The promise of self-driving cars is to make roads safer, more efficient, and environmentally friendly. But what happens when an autonomous vehicle gets hacked? The theoretical dangers are enormous, with bad actors potentially capable of kidnapping passengers or making cars collide. That’s an easy plot device, and in itself not a very interesting one. But at the center of the book is a different question. It turns out that in an event of an accident, where the car would have a choice whether to kill its passenger or the pedestrian, cyclist or other driver, it would choose whoever is least valuable to society based on their ID cards and wearable devices which store all their data (someone without a criminal record is more worthy than a convict, and a pregnant woman wins over an elderly person living on state assistance). The software, of course, did not come up with this eugenic ranking system on its own.

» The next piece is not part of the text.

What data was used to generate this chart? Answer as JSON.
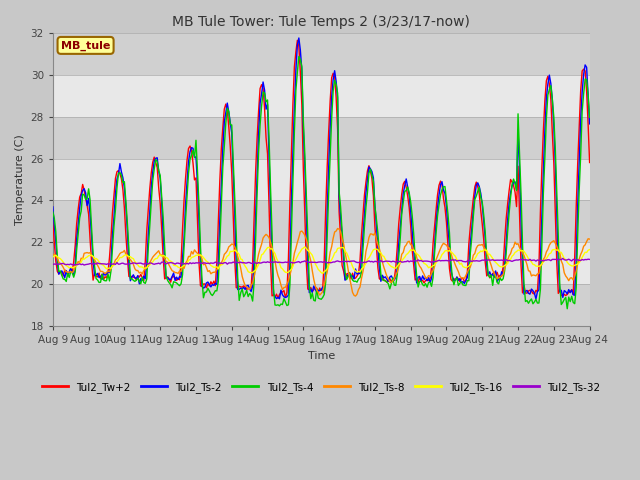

The elites in power had devised it and defined the data which the cars would use to make their decisions, making for a neat illustration of humans injecting the AI systems they create with their own biases, which we see today on a different scale, whether it’s in the criminal justice system, or the insurance industry.

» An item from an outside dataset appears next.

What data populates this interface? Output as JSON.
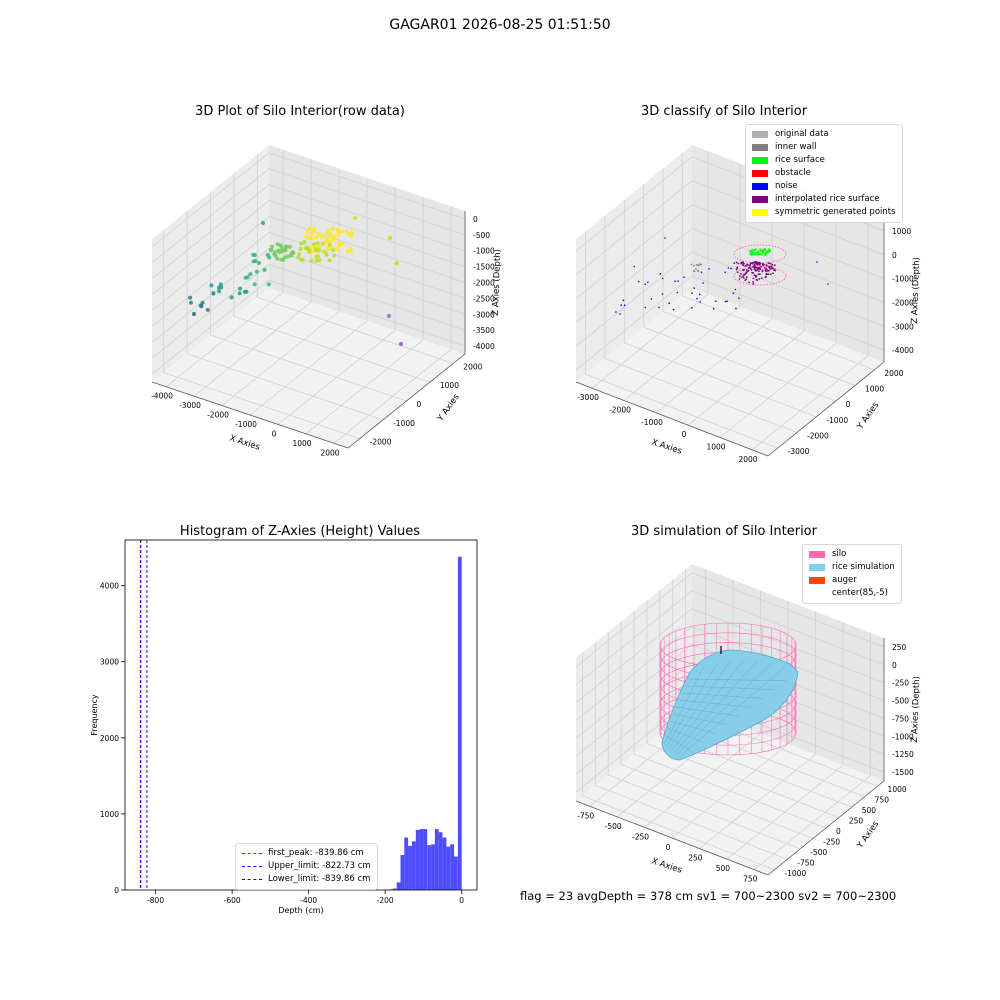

The vehicles in The Passengers are speeding toward a location where they are supposed to crash into each other and kill those inside. The audience—the entire social media world—is allowed to vote on who is to die in the final crash (they don’t, but more than a thousand unsuspecting other passengers do) , based on the titular passengers’ likability and life stories which are selectively fed to them by the main villain-but-not-villain, the Hacker, who is behind the murderous cars. This is a not-so-subtle commentary on reality TV and its penchant for escalating drama and extreme intrusiveness, but also cancel culture and social media mob justice, which takes everything out of context and judges based on sparse information. But it does the trick: in Marrs’ book, the uber-dystopian concept of The Hunger Games, where the audience helps decide who gets to die, becomes just a little bit more real.
The most outrageous hypothetical in the book is perhaps also the most titillating, and could probably make for a separate story worth exploring (update: the author has explored it himself in a novel called The One). Scientists discovered that every person in the world is matched by DNA with another one, a real soulmate, and by submitting your DNA results to a company modeled on Ancestry.com or 23andme, you can find out who they are. People are now able to easily find their true love, while others divorce and families fall apart when the couple discovers they were not a true match. But a data breach floods the system with fake matches, and eventually it becomes a crapshoot whether you find your scientific pairing or a dud. It’s a play on online dating and matching people based on algorithms, a warning against the the dangers in putting your DNA online, and giving too much power to tech companies, all in one subplot. One of the passengers finds out after marrying his wife that his DNA-matched love is someone else, so he marries her too, leading a double life for many years.
The Passengers plays on many of today’s anxieties, with its chief accusation being that our belief that data is king. But then again, its commentaries on the near future don’t sound too far off how parodic modern life truly feels (see: bedbugs; robot abuse; Fitbit as healthcare).